An ESP8266 based, Morse Code Decoding Telegraph

In my recent talk – A Short History of IoT – I discussed the various inventions, back in time, that led us to where we are with modern IoT.

I began with the Electric Telegraph as I believe it to be the first IoT Device. I explained some of the scientific discoveries which led to the invention of the Telegraph in a previous post.

To close out the talk, I finished with a show-stopper demo of a recreated Electronic Telegraph that I’d connected to an ESP8266 which would trigger a tweet to be sent with the decoded Morse Code Message.

This post details how I connected the ESP8266 to the Telegraph. In the next post I’ll dig in to how I then hooked the whole thing up to Azure and had it tweet out a message.

The Electric Telegraph

As part of the talk I created a Samuel Morse style Electric Telegraph;

Electric Telegraph

This was a relatively straightforward build, in that there were only a few components;

Bringing the Telegraph into the 21st Century

As I was giving an IoT Talk, I wanted to bring the telegraph right up date. So, I decided to hook the Telegraph up to an ESP8266 so that I could decode the Morse Code Signals and squirt them out to the Terminal.

The Circuit

I modified my circuit to add the ESP8266;

ESP8266 Connected Telegraph

Here I’ve connected the positive end of the 3v Battery Pack through the Nail Receiver, onward through a Piezo Sounder and to the ESP8266 on input D0. I’ve pulled the input down to ground through a 220 Ohm resistor, as the circuit will pull the input up to a high value when activated.

The other side of the circuit is connected out through the GND pin the ESP8266 and back to the Battery pack’s negative terminal.

Arduino IDE Setup

Before you can get started with the ESP8266, you need to add the board to the Arduino IDE.

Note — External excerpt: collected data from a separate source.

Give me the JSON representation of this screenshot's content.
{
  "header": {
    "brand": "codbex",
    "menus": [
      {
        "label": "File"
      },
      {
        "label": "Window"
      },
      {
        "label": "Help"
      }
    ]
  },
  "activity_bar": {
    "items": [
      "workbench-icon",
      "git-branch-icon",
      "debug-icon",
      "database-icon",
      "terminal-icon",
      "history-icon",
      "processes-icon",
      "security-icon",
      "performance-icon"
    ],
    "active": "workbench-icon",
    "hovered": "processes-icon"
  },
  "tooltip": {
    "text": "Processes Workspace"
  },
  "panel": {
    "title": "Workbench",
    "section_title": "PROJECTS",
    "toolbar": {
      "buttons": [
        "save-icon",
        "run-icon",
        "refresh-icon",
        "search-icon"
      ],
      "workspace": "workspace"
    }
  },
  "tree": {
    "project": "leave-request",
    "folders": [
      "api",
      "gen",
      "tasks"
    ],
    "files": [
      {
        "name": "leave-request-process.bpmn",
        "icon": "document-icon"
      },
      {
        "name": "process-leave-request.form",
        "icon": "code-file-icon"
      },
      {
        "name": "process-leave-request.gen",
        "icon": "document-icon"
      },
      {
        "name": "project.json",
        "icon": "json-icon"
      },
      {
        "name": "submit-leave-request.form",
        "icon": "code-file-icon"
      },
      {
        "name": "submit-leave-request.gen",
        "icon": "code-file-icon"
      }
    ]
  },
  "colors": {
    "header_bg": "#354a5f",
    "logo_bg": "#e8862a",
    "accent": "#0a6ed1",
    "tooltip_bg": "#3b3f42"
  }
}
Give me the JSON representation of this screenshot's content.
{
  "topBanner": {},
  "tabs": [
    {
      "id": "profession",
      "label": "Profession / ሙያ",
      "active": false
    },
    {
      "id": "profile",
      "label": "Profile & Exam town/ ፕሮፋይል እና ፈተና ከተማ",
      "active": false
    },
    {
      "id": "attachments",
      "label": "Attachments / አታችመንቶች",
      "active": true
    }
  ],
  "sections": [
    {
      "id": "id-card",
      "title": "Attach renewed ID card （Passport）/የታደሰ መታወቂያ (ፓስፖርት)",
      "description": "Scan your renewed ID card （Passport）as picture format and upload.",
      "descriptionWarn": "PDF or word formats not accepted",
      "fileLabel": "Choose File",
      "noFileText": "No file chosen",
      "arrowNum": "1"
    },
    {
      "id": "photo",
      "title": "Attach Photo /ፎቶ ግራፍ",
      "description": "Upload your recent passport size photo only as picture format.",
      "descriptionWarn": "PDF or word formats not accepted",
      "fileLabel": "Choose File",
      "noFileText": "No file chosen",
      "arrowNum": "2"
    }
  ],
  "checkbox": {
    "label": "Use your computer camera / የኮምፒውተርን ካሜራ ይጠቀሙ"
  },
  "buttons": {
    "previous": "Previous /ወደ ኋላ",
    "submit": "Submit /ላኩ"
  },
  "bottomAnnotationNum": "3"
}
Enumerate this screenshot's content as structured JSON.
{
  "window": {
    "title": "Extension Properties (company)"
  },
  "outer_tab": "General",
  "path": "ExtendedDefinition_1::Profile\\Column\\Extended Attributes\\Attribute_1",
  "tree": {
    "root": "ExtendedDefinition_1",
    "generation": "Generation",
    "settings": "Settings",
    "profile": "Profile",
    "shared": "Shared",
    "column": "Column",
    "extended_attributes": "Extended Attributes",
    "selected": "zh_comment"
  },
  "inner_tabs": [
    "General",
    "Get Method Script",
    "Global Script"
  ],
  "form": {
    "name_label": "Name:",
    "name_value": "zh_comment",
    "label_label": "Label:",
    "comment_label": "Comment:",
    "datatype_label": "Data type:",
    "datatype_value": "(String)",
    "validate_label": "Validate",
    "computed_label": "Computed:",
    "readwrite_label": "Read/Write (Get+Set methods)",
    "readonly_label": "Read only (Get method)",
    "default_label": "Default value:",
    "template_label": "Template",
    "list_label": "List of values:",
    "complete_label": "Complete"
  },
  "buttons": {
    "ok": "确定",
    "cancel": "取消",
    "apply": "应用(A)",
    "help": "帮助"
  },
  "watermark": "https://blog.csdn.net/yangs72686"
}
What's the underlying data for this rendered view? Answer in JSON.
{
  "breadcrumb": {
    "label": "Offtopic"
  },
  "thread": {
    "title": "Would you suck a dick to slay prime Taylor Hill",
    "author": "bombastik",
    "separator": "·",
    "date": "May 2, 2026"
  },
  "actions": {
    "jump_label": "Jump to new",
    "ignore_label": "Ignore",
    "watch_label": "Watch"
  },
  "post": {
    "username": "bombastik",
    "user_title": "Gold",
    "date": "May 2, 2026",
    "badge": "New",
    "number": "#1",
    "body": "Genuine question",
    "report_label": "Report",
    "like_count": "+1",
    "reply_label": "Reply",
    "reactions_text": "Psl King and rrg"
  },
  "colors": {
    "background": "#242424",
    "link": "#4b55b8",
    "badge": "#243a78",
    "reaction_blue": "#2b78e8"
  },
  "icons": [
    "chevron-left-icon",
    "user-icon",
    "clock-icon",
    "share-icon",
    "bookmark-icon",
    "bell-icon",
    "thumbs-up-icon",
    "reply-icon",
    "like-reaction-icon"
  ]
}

Open the Arduino IDE Preferences Dialog by clicking the Preferences Menu Item under File;

Arduino IDE Preferences Menu Item

Once the Preferences Dialog is open, click on the Additional Board Manager URLs window button;

Arduino IDE Preferences Dialog

Add the following line to the Additional Board Manager URLs;

http://arduino.esp8266.com/stable/package_esp8266com_index.json

Additional Board Manager URLs Dialog Window

Next up, you can choose the “Generic ESP8266” option from the list of boards;

Select the Generic ESP8266 Module

Finally, choose the correct COM port for your ESP8266;

Select ESP8266 COM Port

The Basic Morse Decoding Software

I did some searching around and found a nice starting guide over on Instructables by Pinaki_91; https://www.instructables.com/id/Morse-Code-Decoder/

It needed some tidying up… It wasn’t working too well for the ESP8266, as it kept resetting the watchdog. It also didn’t have any decoding for numbers, so I fixed that up and I was good to go;

The basic operation is as follows;

IoT Telegraph Flowchart
  • If the Telegraph Input on D0 in pulled high by the Nail Circuit, then, so long as the telegraph pulse isn’t already being timed, then the current time (millis()) is stored in a variable. A flag is then set to true, indicating that the telegraph has been pressed and is being timed.
  • If the Telegraph input is pulled low, then if the Telegraph was previously pressed, a second time is stored. These two times are subtracted and the difference stored in another variable.
  • If the pulse length is less than 50ms, then it’s ignored completely as noise.
  • If the pulse length is between 50 and 200ms, then it is treated as a dot. A single “.” is appended to a string which will be compared later.
  • If the pulse length is between 200ms and 500ms, then it is treated as a dash. A single “-” is appended to the string.
  • Anything longer than 500ms is ignored.
  • If the telegraph input remains low (inactive) for a further 300ms, then it’s assumed that the end of a letter has been reached. The Converter routine is then called.
  • The Converter routine simply compares the compiled string against and array of strings which map to each of the 26 letters, or each of the 10 numbers.
  • The converter routine simply loops around until it finds the correct code. While looping an integer variable is incremented.
  • If a matching code for a letter is found, then the integer value is added to the value of the ASCII “A”, which produces the correct ASCII letter. The Letter is then printed out to the serial port.
  • If a matching code for a number is found, then the integer value is added to the value of the ASCII “A” minus a offset to produce the correct ASCII number. The Number is then printed out to the serial port.
  • If no match is found, then an error message is printed to the serial port.